Grassroots solutions often emerge out of necessity where centralised infrastructure fails to operate or simply does not exist. For example, Latin America has diverse geographies that cannot be downplayed when building cyber capacity initiatives: a 2022 World Bank report emphasised the acute rural and urban disparities across the continent. Locally identified requirements and locally enabled solutions are necessary because of the lack of state or major private sector infrastructure.  

In such contexts, other solutions might be considered, such as the HERMES project used in the Ecuadorian and Brazilian Amazon. HERMES is an open-source digital telecommunications initiative that uses shortwave radio to transmit and receive encrypted data, including chats, audio, photos, and GPS coordinates. This technology is designed to serve autonomous communities that the state has, consciously or otherwise, failed to provide adequate communication infrastructure. By using HERMES, these communities can concentrate on their broader security concerns, such as monitoring illegal activities like logging and mining. The evidence can then be shared with wildlife protection projects.

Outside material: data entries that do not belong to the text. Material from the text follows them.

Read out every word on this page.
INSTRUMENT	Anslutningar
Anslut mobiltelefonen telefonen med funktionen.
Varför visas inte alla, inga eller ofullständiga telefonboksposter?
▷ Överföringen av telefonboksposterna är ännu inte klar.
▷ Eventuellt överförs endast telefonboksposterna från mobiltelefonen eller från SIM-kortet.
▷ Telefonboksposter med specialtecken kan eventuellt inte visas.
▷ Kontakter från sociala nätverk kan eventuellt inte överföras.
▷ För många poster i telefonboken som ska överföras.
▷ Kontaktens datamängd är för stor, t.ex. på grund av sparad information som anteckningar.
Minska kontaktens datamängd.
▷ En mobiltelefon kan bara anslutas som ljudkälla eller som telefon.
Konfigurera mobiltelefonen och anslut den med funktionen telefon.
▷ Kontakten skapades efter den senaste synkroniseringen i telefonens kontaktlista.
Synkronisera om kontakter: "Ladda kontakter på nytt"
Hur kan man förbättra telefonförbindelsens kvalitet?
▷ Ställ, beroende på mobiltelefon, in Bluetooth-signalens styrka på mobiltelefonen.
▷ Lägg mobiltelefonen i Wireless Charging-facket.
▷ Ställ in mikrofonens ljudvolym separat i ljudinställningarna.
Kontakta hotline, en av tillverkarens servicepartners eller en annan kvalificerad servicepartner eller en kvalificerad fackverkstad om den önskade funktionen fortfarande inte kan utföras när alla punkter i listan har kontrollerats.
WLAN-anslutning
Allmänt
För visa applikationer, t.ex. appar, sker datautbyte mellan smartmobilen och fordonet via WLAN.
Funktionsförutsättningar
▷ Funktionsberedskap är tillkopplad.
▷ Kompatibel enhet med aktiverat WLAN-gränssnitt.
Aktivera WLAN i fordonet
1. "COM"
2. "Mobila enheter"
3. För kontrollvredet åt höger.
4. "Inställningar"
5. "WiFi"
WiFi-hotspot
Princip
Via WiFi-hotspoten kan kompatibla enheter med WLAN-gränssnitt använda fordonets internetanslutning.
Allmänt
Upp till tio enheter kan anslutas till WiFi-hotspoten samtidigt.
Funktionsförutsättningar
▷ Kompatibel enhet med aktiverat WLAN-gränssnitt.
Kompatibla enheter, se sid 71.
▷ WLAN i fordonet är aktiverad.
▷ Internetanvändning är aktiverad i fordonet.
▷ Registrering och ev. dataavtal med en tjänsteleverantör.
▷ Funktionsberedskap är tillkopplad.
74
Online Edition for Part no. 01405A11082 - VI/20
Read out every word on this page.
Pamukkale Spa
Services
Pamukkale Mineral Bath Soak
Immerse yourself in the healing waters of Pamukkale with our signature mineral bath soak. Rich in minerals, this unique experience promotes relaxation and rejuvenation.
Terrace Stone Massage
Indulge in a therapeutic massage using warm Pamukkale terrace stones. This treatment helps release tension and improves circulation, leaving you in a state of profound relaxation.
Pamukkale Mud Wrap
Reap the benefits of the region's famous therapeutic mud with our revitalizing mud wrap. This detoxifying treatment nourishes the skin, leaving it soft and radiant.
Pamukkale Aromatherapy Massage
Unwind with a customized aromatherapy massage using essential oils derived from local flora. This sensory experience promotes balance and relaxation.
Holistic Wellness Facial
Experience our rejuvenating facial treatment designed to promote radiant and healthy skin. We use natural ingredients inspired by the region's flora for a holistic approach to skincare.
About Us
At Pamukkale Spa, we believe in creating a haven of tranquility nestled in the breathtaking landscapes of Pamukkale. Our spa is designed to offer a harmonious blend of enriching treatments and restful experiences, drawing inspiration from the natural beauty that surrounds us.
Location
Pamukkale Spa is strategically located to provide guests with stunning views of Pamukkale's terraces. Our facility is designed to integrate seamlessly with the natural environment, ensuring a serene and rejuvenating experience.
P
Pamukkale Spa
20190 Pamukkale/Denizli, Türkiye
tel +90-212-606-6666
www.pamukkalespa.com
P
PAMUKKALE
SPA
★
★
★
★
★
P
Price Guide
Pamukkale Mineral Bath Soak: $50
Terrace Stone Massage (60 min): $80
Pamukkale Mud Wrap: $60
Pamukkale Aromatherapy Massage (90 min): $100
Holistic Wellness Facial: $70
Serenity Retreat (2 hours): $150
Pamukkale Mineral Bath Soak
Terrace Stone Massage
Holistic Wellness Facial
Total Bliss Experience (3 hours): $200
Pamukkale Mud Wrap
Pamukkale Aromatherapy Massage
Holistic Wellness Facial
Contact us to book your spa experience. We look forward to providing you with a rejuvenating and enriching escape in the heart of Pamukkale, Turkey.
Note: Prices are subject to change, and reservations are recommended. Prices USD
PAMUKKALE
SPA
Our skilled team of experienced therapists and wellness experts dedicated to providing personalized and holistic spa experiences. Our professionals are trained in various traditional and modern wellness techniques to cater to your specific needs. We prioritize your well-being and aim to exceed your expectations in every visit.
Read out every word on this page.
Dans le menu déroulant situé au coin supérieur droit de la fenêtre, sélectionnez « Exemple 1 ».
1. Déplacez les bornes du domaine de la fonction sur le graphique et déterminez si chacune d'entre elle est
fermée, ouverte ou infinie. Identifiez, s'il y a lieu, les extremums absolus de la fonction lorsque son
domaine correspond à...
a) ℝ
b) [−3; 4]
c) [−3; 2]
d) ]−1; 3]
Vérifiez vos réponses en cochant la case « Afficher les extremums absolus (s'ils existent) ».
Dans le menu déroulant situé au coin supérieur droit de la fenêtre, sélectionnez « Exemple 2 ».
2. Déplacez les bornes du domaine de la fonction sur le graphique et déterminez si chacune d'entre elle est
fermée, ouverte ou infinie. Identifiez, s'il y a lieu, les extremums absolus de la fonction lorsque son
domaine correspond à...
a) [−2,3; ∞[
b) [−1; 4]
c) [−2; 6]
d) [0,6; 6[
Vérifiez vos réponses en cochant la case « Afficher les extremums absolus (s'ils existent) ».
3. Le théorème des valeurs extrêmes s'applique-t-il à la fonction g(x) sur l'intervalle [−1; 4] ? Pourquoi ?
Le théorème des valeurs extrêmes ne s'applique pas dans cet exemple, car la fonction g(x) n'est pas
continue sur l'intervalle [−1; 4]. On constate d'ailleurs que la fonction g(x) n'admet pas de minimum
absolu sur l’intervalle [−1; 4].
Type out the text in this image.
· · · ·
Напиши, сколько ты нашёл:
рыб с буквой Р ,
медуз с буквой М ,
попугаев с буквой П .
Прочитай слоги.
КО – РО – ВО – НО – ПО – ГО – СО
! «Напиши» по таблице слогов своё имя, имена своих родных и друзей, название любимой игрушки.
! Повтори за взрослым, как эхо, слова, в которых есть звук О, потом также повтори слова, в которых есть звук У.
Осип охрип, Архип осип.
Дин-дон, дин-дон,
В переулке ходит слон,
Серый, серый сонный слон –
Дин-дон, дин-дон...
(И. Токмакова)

Finally, this approach recognises that the state itself can be a source of insecurity. With the rising tide of autocracy, the internet sometimes is not a means of enhancing connectivity, but rather a tool of state surveillance, as evidenced by the allegations surrounding Pegasus spyware. Often, the state is not the protector but the entity from which communities need protection. In such circumstances, top-down approaches are unsuitable.

A CCB user guide 

Both top-down and grassroots approaches have their own merits and limitations depending on the context and objectives of those involved. Sometimes, CCB activities are better led by the state, such as in Costa Rica, where the United States helped the country enhance its cyber capabilities to combat sophisticated cyber-criminal groups. Other contexts benefit from community-based approaches, such as the HERMES project, where the state is absent and preserving community autonomy is prioritised. 

CCB needs to be driven not only by assumptions of what funders believe is needed, but also by the actual needs of the communities. In short, do not try to fit a square peg in a round hole, but also do not assume your peg is square.